D’accord, mais dites-moi M. Julliard elles deviennent quoi toutes ces bêtes dont les éleveurs prennent soin, on les rend à la vie sauvage, on les castres et on les prive ainsi d’une descendance qui verra la fin de l’espèce, on les soulage de ce fardeau qu’est la vie d’un animal d’élevage ? Pourtant elles n’ont pas l’air si malheureux, ces vaches qui broutent paisiblement dans les prés. Ou bien faut-il les abattre et les débiter afin d’organiser, comme un holocauste à la connerie des gens qui partagent votre combat, un ultime barbecue qui réunirait les derniers barbares et qui signerait la fin du temps où l’homme, n’en déplaise à vos âmes à la sensibilité sélective, était aussi un carnivore.

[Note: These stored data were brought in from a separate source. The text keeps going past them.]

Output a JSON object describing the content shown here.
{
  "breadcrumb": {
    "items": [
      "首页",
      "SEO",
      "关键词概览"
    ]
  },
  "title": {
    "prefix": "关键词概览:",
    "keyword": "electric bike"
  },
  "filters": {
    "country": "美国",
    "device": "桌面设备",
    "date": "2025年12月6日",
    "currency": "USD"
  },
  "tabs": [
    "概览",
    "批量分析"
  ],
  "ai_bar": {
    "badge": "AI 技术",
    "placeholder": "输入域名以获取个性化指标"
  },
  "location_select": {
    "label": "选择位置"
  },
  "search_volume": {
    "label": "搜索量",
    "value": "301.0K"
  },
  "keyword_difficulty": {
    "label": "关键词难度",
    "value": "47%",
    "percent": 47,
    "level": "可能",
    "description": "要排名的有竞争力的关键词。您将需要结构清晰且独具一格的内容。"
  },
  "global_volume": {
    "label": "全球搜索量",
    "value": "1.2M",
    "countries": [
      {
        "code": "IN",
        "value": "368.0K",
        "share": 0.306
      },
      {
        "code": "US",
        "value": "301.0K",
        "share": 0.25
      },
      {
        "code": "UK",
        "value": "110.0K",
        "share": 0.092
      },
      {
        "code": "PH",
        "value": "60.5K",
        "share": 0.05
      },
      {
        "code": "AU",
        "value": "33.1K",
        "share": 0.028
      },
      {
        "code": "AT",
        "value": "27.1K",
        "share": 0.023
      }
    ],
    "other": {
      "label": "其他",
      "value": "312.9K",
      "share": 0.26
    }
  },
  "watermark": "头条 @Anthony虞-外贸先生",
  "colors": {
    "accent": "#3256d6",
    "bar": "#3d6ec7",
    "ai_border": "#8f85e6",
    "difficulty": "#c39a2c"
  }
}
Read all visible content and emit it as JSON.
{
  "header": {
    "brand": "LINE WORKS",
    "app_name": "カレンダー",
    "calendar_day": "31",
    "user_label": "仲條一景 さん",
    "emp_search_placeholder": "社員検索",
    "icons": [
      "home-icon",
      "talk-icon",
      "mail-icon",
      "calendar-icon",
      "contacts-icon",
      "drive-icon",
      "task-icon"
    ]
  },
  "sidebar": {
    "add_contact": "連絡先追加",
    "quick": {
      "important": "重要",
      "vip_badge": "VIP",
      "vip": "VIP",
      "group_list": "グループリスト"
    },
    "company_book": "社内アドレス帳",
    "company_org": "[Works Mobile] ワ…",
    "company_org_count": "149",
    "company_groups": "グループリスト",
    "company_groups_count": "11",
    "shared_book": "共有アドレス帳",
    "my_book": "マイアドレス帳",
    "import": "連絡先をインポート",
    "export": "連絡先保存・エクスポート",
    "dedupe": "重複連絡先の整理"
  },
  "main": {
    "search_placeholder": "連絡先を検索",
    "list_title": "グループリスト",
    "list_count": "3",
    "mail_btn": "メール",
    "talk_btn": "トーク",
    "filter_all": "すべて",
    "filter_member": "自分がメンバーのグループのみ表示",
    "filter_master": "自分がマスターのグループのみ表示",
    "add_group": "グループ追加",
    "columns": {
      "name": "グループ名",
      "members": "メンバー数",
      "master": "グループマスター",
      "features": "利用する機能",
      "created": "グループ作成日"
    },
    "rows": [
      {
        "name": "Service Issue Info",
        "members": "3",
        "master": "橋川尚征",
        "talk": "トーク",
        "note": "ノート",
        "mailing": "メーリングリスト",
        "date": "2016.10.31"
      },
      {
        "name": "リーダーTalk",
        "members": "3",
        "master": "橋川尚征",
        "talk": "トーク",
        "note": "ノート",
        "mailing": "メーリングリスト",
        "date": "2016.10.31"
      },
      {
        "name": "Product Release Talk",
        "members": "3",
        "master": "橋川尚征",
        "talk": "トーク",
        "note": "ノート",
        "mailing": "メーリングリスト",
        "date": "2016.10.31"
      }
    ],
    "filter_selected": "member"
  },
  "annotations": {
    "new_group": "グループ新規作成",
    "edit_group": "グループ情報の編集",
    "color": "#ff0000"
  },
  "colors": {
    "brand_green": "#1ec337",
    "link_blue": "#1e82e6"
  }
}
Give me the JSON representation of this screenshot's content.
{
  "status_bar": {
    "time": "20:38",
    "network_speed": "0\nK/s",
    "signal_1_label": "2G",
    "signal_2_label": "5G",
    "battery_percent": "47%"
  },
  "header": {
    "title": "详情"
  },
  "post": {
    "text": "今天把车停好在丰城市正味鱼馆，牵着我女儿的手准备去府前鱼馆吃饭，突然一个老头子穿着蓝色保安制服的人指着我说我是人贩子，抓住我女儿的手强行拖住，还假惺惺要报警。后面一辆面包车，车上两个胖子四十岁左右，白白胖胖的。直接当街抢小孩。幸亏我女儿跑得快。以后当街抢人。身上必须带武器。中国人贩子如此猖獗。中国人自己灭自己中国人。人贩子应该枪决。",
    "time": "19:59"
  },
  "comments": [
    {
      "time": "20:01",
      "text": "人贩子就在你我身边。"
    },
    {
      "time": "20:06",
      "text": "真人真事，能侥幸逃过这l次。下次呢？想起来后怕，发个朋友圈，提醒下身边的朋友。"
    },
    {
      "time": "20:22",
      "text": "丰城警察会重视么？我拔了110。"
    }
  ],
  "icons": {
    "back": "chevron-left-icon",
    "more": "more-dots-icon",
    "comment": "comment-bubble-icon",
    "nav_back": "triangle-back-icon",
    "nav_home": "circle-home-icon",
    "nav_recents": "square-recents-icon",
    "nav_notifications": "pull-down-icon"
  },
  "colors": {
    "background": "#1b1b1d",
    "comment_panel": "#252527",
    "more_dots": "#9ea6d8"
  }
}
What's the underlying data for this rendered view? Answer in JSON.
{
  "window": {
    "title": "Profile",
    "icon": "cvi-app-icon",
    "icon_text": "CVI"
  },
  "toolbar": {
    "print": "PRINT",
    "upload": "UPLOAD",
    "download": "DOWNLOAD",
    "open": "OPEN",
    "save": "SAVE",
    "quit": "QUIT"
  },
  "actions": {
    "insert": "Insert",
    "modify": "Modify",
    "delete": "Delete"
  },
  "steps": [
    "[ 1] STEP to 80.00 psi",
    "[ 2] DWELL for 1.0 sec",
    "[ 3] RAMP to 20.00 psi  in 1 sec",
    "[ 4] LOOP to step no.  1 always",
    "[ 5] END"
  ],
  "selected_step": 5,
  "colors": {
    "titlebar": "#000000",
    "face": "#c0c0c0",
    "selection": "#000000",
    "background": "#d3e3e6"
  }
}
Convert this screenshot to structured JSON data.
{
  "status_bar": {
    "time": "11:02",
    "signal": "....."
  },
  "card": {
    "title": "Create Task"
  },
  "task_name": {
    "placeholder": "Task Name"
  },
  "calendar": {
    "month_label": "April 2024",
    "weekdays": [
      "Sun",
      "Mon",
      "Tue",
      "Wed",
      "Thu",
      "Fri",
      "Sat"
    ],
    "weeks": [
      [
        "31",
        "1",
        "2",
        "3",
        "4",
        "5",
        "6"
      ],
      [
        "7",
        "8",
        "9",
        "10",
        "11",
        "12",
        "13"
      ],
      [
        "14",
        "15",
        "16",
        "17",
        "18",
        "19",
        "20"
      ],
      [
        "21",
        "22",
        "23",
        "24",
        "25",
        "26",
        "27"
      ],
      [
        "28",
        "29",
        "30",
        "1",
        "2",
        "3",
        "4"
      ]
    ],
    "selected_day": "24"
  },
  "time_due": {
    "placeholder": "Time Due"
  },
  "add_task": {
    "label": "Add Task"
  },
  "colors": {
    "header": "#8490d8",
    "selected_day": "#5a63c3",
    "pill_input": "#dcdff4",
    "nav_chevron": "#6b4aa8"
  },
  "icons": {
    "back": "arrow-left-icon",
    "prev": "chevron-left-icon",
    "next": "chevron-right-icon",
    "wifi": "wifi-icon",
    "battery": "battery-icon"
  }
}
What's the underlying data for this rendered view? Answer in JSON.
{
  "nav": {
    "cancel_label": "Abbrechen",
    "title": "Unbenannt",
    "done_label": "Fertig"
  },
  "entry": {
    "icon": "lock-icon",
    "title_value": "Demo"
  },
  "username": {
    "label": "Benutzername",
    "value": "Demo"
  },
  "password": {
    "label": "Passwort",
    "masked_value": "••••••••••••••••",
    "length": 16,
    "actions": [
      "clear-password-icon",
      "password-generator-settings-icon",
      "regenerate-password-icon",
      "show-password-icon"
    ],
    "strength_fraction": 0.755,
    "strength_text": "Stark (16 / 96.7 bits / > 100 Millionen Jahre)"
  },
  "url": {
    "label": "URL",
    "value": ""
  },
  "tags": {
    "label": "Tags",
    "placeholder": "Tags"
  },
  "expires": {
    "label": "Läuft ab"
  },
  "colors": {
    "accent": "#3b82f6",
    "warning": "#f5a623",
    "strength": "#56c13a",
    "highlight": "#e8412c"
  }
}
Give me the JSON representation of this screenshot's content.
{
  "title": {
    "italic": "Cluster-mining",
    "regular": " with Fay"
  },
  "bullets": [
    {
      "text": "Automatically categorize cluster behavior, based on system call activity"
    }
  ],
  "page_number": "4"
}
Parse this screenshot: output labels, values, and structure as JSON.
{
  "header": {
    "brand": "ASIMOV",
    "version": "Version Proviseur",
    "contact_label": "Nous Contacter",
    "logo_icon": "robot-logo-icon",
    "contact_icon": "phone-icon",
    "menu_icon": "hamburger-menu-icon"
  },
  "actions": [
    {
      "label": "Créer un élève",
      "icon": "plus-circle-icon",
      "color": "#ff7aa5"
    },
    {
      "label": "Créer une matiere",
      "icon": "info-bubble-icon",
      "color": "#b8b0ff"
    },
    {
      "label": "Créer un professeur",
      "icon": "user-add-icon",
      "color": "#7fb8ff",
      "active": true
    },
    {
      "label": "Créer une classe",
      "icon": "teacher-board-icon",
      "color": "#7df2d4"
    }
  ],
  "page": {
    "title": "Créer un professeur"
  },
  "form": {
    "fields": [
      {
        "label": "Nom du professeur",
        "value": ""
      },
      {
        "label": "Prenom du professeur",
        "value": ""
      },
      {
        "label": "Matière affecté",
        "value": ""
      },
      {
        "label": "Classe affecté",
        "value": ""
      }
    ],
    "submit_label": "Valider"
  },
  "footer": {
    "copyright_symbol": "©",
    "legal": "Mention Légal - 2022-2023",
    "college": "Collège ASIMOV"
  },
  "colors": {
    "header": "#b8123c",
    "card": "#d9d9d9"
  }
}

Bien évidement, la compassion n’est pas une denrée qui s’épuiserait sur telle cause et qui serait donc indisponible à d’autres, c’est l’argument connus des militants de la cause animale. S’alerter du sort des derniers pandas, ne remet pas en cause notre indignation vis à vis des conditions de travail des travailleurs chinois de FOXCOM, grand sous-traitant d’APPLE. C’est vrai pour ce qui est de notre propension à nous émouvoir, mais au delà de l’émotion ? Nous continuons à consentir à un système qui contient en lui les pires dérives. Et pour se donner bonne conscience à peu de frais, nous ravalons nos contradictions, et nous nous rassurons sur notre intacte volonté de justice en nous mobilisant à l’aide de nos Iphones, pour la survie du panda. Il n’empêche, lorsque je vois que la cause animale devient une préoccupation grandissante chez de nombreux occidentaux - les autres, hormis quelques mystiques, ne peuvent pas se payer ce luxe - cela ne me rassure pas. Ni sur l’avenir des plus pauvres, ni sur celui de notre société individualiste qui dans une pirouette émotionnelle offre par défaut à l’animal l’altruisme qu’elle refuse aux siens, reconnaissant dans la bête le prochain, le semblable, qu’elle renonce par confort à voir dans ces congénères.